# PSEJATC Inside Wireman Apprentice Rank 585



## watts_power (Feb 28, 2020)

Hi Everyone,
I'm from the Seattle area. Today I received my interview score of 95.15 out of 100. My aptitude score was 8 for math and reading (9 is the highest possible score). I am ranked at 585. I believe this means that there 584 people ahead of me. Can someone help me understand why I am rank at 585? Should I get some field experience or take some classes and then retake the interview in 6 months?


----------



## joebanana (Dec 21, 2010)

Maybe. Depends. What experience do you have in the electrical field? How many of those 585 will drop out? You should direct your questions to the local organizer, or the director of the school.


----------



## watts_power (Feb 28, 2020)

I don't have much experience in the electrical field. I called Local 46. They were not able to give me any information. I will probably call the JATC office next week. I thought I would try finding information online first. Thank you for your response.


----------



## John Valdes (May 17, 2007)

If your at 585 with your test scores, thats one lucky local to have that much brain power on hold.


----------



## watts_power (Feb 28, 2020)

Thanks, everyone for viewing and replying to this post. I called the JATC and they told me that I will need to reapply in 6 months. And I also need to need to work at a job for 1000 hours or take 2 college courses related to the field prior to the interview retake.

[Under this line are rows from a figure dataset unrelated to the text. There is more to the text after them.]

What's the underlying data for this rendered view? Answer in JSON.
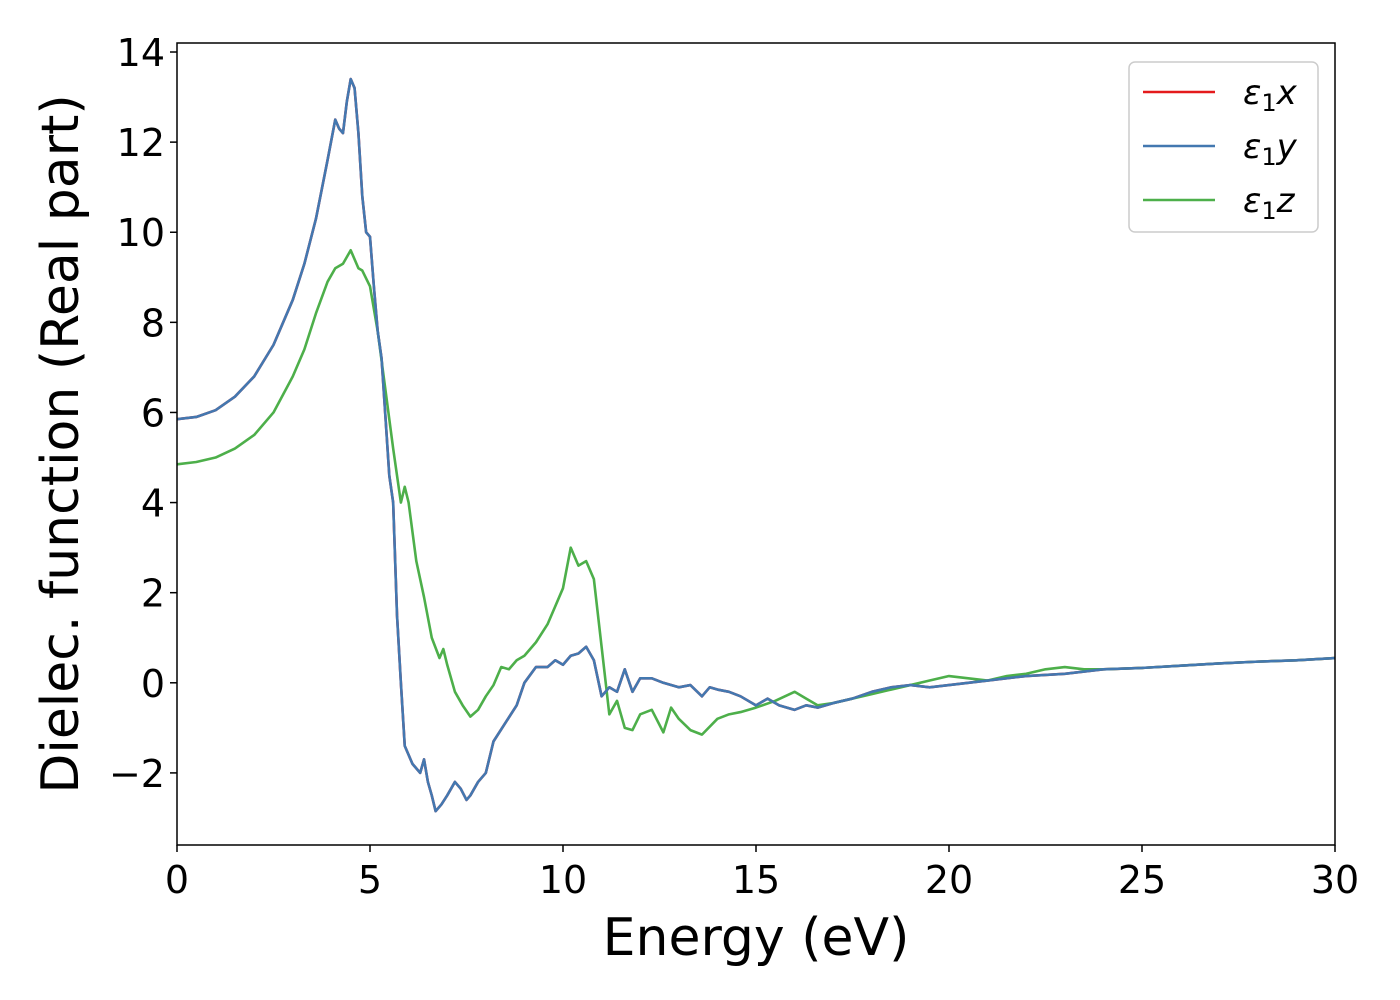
{
  "chart_data": {
    "type": "line",
    "title": "",
    "xlabel": "Energy (eV)",
    "ylabel": "Dielec. function (Real part)",
    "xlim": [
      0,
      30
    ],
    "ylim": [
      -3.6,
      14.2
    ],
    "xticks": [
      0,
      5,
      10,
      15,
      20,
      25,
      30
    ],
    "xtick_labels": [
      "0",
      "5",
      "10",
      "15",
      "20",
      "25",
      "30"
    ],
    "yticks": [
      -2,
      0,
      2,
      4,
      6,
      8,
      10,
      12,
      14
    ],
    "ytick_labels": [
      "−2",
      "0",
      "2",
      "4",
      "6",
      "8",
      "10",
      "12",
      "14"
    ],
    "grid": false,
    "legend_position": "top-right",
    "series": [
      {
        "name": "ε₁x",
        "legend_base": "ε",
        "legend_sub": "1",
        "legend_suffix": "x",
        "color": "#e41a1c",
        "x": [
          0,
          0.5,
          1,
          1.5,
          2,
          2.5,
          3,
          3.3,
          3.6,
          3.9,
          4.1,
          4.2,
          4.3,
          4.4,
          4.5,
          4.6,
          4.7,
          4.8,
          4.9,
          5.0,
          5.1,
          5.2,
          5.3,
          5.4,
          5.5,
          5.6,
          5.7,
          5.8,
          5.9,
          6.0,
          6.1,
          6.2,
          6.3,
          6.4,
          6.5,
          6.6,
          6.7,
          6.85,
          7.0,
          7.2,
          7.35,
          7.5,
          7.6,
          7.8,
          8.0,
          8.2,
          8.5,
          8.8,
          9.0,
          9.3,
          9.6,
          9.8,
          10.0,
          10.2,
          10.4,
          10.6,
          10.8,
          11.0,
          11.2,
          11.4,
          11.6,
          11.8,
          12.0,
          12.3,
          12.6,
          13.0,
          13.3,
          13.6,
          13.8,
          14.0,
          14.3,
          14.6,
          15.0,
          15.3,
          15.6,
          16.0,
          16.3,
          16.6,
          17.0,
          17.5,
          18.0,
          18.5,
          19.0,
          19.5,
          20.0,
          21.0,
          22.0,
          23.0,
          24.0,
          25.0,
          26.0,
          27.0,
          28.0,
          29.0,
          30.0
        ],
        "y": [
          5.85,
          5.9,
          6.05,
          6.35,
          6.8,
          7.5,
          8.5,
          9.3,
          10.3,
          11.6,
          12.5,
          12.3,
          12.2,
          12.9,
          13.4,
          13.2,
          12.2,
          10.8,
          10.0,
          9.9,
          8.8,
          7.8,
          7.2,
          5.9,
          4.6,
          4.0,
          1.5,
          0.0,
          -1.4,
          -1.6,
          -1.8,
          -1.9,
          -2.0,
          -1.7,
          -2.2,
          -2.5,
          -2.85,
          -2.7,
          -2.5,
          -2.2,
          -2.35,
          -2.6,
          -2.5,
          -2.2,
          -2.0,
          -1.3,
          -0.9,
          -0.5,
          0.0,
          0.35,
          0.35,
          0.5,
          0.4,
          0.6,
          0.65,
          0.8,
          0.5,
          -0.3,
          -0.1,
          -0.2,
          0.3,
          -0.2,
          0.1,
          0.1,
          0.0,
          -0.1,
          -0.05,
          -0.3,
          -0.1,
          -0.15,
          -0.2,
          -0.3,
          -0.5,
          -0.35,
          -0.5,
          -0.6,
          -0.5,
          -0.55,
          -0.45,
          -0.35,
          -0.2,
          -0.1,
          -0.05,
          -0.1,
          -0.05,
          0.05,
          0.15,
          0.2,
          0.3,
          0.33,
          0.38,
          0.43,
          0.47,
          0.5,
          0.55
        ]
      },
      {
        "name": "ε₁y",
        "legend_base": "ε",
        "legend_sub": "1",
        "legend_suffix": "y",
        "color": "#4378b0",
        "x": [
          0,
          0.5,
          1,
          1.5,
          2,
          2.5,
          3,
          3.3,
          3.6,
          3.9,
          4.1,
          4.2,
          4.3,
          4.4,
          4.5,
          4.6,
          4.7,
          4.8,
          4.9,
          5.0,
          5.1,
          5.2,
          5.3,
          5.4,
          5.5,
          5.6,
          5.7,
          5.8,
          5.9,
          6.0,
          6.1,
          6.2,
          6.3,
          6.4,
          6.5,
          6.6,
          6.7,
          6.85,
          7.0,
          7.2,
          7.35,
          7.5,
          7.6,
          7.8,
          8.0,
          8.2,
          8.5,
          8.8,
          9.0,
          9.3,
          9.6,
          9.8,
          10.0,
          10.2,
          10.4,
          10.6,
          10.8,
          11.0,
          11.2,
          11.4,
          11.6,
          11.8,
          12.0,
          12.3,
          12.6,
          13.0,
          13.3,
          13.6,
          13.8,
          14.0,
          14.3,
          14.6,
          15.0,
          15.3,
          15.6,
          16.0,
          16.3,
          16.6,
          17.0,
          17.5,
          18.0,
          18.5,
          19.0,
          19.5,
          20.0,
          21.0,
          22.0,
          23.0,
          24.0,
          25.0,
          26.0,
          27.0,
          28.0,
          29.0,
          30.0
        ],
        "y": [
          5.85,
          5.9,
          6.05,
          6.35,
          6.8,
          7.5,
          8.5,
          9.3,
          10.3,
          11.6,
          12.5,
          12.3,
          12.2,
          12.9,
          13.4,
          13.2,
          12.2,
          10.8,
          10.0,
          9.9,
          8.8,
          7.8,
          7.2,
          5.9,
          4.6,
          4.0,
          1.5,
          0.0,
          -1.4,
          -1.6,
          -1.8,
          -1.9,
          -2.0,
          -1.7,
          -2.2,
          -2.5,
          -2.85,
          -2.7,
          -2.5,
          -2.2,
          -2.35,
          -2.6,
          -2.5,
          -2.2,
          -2.0,
          -1.3,
          -0.9,
          -0.5,
          0.0,
          0.35,
          0.35,
          0.5,
          0.4,
          0.6,
          0.65,
          0.8,
          0.5,
          -0.3,
          -0.1,
          -0.2,
          0.3,
          -0.2,
          0.1,
          0.1,
          0.0,
          -0.1,
          -0.05,
          -0.3,
          -0.1,
          -0.15,
          -0.2,
          -0.3,
          -0.5,
          -0.35,
          -0.5,
          -0.6,
          -0.5,
          -0.55,
          -0.45,
          -0.35,
          -0.2,
          -0.1,
          -0.05,
          -0.1,
          -0.05,
          0.05,
          0.15,
          0.2,
          0.3,
          0.33,
          0.38,
          0.43,
          0.47,
          0.5,
          0.55
        ]
      },
      {
        "name": "ε₁z",
        "legend_base": "ε",
        "legend_sub": "1",
        "legend_suffix": "z",
        "color": "#4daf4a",
        "x": [
          0,
          0.5,
          1,
          1.5,
          2,
          2.5,
          3,
          3.3,
          3.6,
          3.9,
          4.1,
          4.3,
          4.5,
          4.6,
          4.7,
          4.8,
          5.0,
          5.2,
          5.4,
          5.6,
          5.8,
          5.9,
          6.0,
          6.2,
          6.4,
          6.6,
          6.8,
          6.9,
          7.0,
          7.2,
          7.4,
          7.6,
          7.8,
          8.0,
          8.2,
          8.4,
          8.6,
          8.8,
          9.0,
          9.3,
          9.6,
          9.8,
          10.0,
          10.2,
          10.4,
          10.6,
          10.8,
          11.0,
          11.2,
          11.4,
          11.6,
          11.8,
          12.0,
          12.3,
          12.6,
          12.8,
          13.0,
          13.3,
          13.6,
          14.0,
          14.3,
          14.6,
          15.0,
          15.5,
          16.0,
          16.3,
          16.6,
          17.0,
          17.5,
          18.0,
          18.5,
          19.0,
          19.5,
          20.0,
          20.5,
          21.0,
          21.5,
          22.0,
          22.5,
          23.0,
          23.5,
          24.0,
          25.0,
          26.0,
          27.0,
          28.0,
          29.0,
          30.0
        ],
        "y": [
          4.85,
          4.9,
          5.0,
          5.2,
          5.5,
          6.0,
          6.8,
          7.4,
          8.2,
          8.9,
          9.2,
          9.3,
          9.6,
          9.4,
          9.2,
          9.15,
          8.8,
          7.8,
          6.5,
          5.2,
          4.0,
          4.35,
          4.0,
          2.7,
          1.9,
          1.0,
          0.55,
          0.75,
          0.4,
          -0.2,
          -0.5,
          -0.75,
          -0.6,
          -0.3,
          -0.05,
          0.35,
          0.3,
          0.5,
          0.6,
          0.9,
          1.3,
          1.7,
          2.1,
          3.0,
          2.6,
          2.7,
          2.3,
          0.8,
          -0.7,
          -0.4,
          -1.0,
          -1.05,
          -0.7,
          -0.6,
          -1.1,
          -0.55,
          -0.8,
          -1.05,
          -1.15,
          -0.8,
          -0.7,
          -0.65,
          -0.55,
          -0.4,
          -0.2,
          -0.35,
          -0.5,
          -0.45,
          -0.35,
          -0.25,
          -0.15,
          -0.05,
          0.05,
          0.15,
          0.1,
          0.05,
          0.15,
          0.2,
          0.3,
          0.35,
          0.3,
          0.3,
          0.33,
          0.38,
          0.43,
          0.47,
          0.5,
          0.55
        ]
      }
    ]
  }
}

I'm thinking about taking a welding class at the local community college. 
Please give me any suggestions for classes that will enhance my ability as an apprentice.


----------



## John Valdes (May 17, 2007)

watts_power said:


> Thanks, everyone for viewing and replying to this post. I called the JATC and they told me that I will need to reapply in 6 months. And I also need to need to work at a job for 1000 hours or take 2 college courses related to the field prior to the interview retake.
> 
> I'm thinking about taking a welding class at the local community college.
> Please give me any suggestions for classes that will enhance my ability as an apprentice.


Ask them. I know they do have electricians that weld and have welding certs.
But that is not the norm as far as what I have seen.
I think experience in this trade and training in this trade would be what they want?


----------



## watts_power (Feb 28, 2020)

Thank you. I will ask Monday morning.


----------